British American Tobacco appoints new chief executive as as analysts predict something’s ‘not right’ at BAT
British American Tobacco appointed finance director Tadeu Marroco as CEO on Monday, succeeding Jack Bowles who is stepping down after about four years.
Marroco started working for the tobacco firm in Brazil in 1992 and was appointed to the board in 2019.
Bowles, who also joined the board in 2019, has led the maker of Lucky Strike and Dunhill cigarettes through a transformation to focus growth on new categories such as vape and e-cigarettes.
“Having been at the centre of the formulation of this strategy, I am convinced that this is the right strategic path for BAT,” Marroco said in a statement.
The Brazilian, who has a degree in electrical engineering from the Universidade Federal do Rio de Janeiro, joined BAT’s management board in 2014 as its business development director.
Prior to leading the company’s transformation charge, Marroco – a keen follower of London’s Arsenal football team and Formula One motor racing – headed its key Europe and North Africa regions.
BAT shares have risen about eight per cent since the start of 2019, but underperformed a 15 per cent rise in the FTSE 100 over the same period.
“We believe Tadeu Marroco is a worthy successor.. and we would not expect a broader shift in strategy as a result,” JP Morgan analysts said.
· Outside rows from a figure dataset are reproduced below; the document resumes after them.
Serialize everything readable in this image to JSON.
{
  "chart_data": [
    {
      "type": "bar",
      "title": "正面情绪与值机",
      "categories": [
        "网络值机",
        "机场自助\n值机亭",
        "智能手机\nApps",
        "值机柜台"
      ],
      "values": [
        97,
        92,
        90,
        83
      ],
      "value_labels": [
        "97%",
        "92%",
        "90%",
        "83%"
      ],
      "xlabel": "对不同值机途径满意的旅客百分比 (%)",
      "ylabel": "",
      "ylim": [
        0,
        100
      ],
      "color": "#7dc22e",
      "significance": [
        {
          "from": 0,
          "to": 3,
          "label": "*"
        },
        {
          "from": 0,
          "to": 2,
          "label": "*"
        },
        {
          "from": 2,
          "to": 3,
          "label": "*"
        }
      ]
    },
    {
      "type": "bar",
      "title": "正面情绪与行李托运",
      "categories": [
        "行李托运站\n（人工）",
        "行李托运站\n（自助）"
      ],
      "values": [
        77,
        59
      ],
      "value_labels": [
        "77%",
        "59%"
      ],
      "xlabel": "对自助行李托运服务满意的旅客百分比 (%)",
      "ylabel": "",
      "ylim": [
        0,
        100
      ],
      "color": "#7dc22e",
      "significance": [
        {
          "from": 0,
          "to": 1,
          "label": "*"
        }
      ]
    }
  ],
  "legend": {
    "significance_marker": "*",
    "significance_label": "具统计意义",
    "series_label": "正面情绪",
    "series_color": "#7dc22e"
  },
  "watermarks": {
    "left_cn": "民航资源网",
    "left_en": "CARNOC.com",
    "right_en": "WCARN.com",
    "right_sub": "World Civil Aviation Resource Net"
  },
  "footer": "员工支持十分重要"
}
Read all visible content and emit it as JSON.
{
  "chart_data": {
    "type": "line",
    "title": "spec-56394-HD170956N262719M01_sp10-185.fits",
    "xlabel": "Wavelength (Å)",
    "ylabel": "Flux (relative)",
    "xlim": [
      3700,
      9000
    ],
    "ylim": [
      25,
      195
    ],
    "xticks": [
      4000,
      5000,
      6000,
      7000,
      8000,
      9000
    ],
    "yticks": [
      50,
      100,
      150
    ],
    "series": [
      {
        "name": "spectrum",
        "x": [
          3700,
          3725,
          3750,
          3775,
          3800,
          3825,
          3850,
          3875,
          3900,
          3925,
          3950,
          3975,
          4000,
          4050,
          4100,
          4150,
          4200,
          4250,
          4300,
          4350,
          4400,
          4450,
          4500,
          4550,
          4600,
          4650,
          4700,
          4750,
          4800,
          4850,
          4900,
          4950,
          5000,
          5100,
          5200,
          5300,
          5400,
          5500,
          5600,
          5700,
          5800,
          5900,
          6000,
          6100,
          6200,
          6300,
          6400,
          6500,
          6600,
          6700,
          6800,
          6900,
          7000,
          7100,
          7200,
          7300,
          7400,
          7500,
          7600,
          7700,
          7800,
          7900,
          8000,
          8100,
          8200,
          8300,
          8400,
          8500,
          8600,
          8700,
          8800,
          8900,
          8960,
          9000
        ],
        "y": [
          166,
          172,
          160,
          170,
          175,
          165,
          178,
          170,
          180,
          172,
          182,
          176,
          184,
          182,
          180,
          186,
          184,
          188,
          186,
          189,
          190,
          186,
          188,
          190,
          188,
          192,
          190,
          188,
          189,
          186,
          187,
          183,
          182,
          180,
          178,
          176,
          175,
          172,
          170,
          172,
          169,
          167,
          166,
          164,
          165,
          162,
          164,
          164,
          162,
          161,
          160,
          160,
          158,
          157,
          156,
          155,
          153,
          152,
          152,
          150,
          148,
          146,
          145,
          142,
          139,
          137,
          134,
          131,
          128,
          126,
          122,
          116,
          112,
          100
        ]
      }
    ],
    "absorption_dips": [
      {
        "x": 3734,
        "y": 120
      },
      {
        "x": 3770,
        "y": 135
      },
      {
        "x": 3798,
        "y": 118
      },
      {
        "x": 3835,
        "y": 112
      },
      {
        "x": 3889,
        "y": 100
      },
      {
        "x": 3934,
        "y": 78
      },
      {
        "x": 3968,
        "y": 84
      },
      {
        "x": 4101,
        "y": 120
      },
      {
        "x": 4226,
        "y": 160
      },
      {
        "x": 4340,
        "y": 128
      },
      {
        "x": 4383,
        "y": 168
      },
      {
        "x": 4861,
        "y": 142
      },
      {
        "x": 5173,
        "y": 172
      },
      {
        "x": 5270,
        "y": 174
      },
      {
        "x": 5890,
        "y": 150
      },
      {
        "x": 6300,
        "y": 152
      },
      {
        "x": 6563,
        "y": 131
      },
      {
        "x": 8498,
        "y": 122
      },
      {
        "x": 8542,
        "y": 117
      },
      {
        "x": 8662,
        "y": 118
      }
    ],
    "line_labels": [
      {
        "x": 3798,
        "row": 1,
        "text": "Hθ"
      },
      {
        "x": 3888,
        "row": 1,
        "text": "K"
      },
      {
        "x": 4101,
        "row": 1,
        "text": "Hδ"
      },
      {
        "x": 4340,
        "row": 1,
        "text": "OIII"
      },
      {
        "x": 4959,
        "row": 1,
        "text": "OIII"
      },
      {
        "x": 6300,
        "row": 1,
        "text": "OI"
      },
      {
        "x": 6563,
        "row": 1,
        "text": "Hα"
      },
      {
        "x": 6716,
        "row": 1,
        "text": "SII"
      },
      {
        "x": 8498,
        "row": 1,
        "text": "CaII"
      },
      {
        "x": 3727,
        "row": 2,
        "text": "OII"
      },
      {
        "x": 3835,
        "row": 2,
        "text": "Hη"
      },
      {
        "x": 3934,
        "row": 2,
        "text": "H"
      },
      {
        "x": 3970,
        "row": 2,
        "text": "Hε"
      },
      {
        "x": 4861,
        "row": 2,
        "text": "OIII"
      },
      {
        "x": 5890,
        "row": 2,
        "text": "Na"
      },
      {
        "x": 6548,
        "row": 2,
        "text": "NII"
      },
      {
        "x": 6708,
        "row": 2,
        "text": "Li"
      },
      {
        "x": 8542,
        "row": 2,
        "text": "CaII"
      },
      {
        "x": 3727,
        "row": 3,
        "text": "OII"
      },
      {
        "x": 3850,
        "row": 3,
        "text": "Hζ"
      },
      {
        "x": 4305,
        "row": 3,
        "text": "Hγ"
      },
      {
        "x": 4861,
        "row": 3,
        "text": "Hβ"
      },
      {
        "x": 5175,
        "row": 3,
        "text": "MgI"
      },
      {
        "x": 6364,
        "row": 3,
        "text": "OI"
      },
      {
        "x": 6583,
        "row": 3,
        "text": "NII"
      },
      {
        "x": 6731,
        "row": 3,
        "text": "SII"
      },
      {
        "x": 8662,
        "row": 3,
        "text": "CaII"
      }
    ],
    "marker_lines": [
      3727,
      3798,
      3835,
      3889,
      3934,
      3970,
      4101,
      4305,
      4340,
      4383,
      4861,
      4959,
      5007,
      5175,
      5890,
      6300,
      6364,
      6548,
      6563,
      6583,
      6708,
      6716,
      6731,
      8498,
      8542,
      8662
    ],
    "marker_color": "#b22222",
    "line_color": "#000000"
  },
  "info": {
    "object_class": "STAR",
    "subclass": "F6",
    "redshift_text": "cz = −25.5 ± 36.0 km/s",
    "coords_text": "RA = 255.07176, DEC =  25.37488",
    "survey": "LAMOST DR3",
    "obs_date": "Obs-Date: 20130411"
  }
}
Director Javed Iqbal will be interim finance director while the group looks for a permanent replacement for Marroco, the company said.
The news comes weeks after BAT agreed to pay more than $635 million to U.S. authorities after a subsidiary pleaded guilty to charges that it conspired to violate U.S. sanctions by selling tobacco products to North Korea and commit bank fraud.
RBC analysts said the change of CEO was “unexpected”, making them “wonder if BAT’s performance might be faltering in a way that is not immediately apparent”.
‘Something is not right’
Meanwhile, Russ Mould, investment director at AJ Bell, said “It’s never a good look when a company says its chief executive is leaving with immediate effect, and after only four years in the job. This suggests something is not right in the business.”
“The fact British American Tobacco has promoted its finance director to the CEO role provides some comfort that the new leader already knows the business inside out. However, it raises a lot of questions as to why the change has happened.
“Unlike many companies in this situation, we haven’t had any major clues for problems behind closed doors for British American Tobacco. There have been no profit warnings or activist investors calling for change. The only high-profile calls from shareholders have been a request by GQG Partners to move its stock listing from London to the US in the hope of getting a higher valuation.
“Like many of its peers, British American Tobacco has been shifting its business model from traditional cigarettes to alternatives such as vaping as consumer preferences change. Many countries around the world are paying closer attention to health and the environment, meaning tobacco manufacturers need to show they are doing more to evolve.
“A lot of investors have turned their back on the sector due to ESG concerns, which explains why shares in stocks like British American Tobacco are relatively cheap and offer high dividend yields. They’re deeply unloved.
“While these businesses remain highly cash-generative, they are having to find new ways to attract investors and win over sceptics.
“Perhaps British American Tobacco’s board felt that the outgoing CEO Jack Bowles wasn’t doing enough to push the company’s transformation efforts. He is thanked for being the architect of a new strategy, but there is reference to needing someone new to take the business to the next level. Tobacco and vaping are highly competitive markets and it will require some bright thinking to stand out from the crowd.”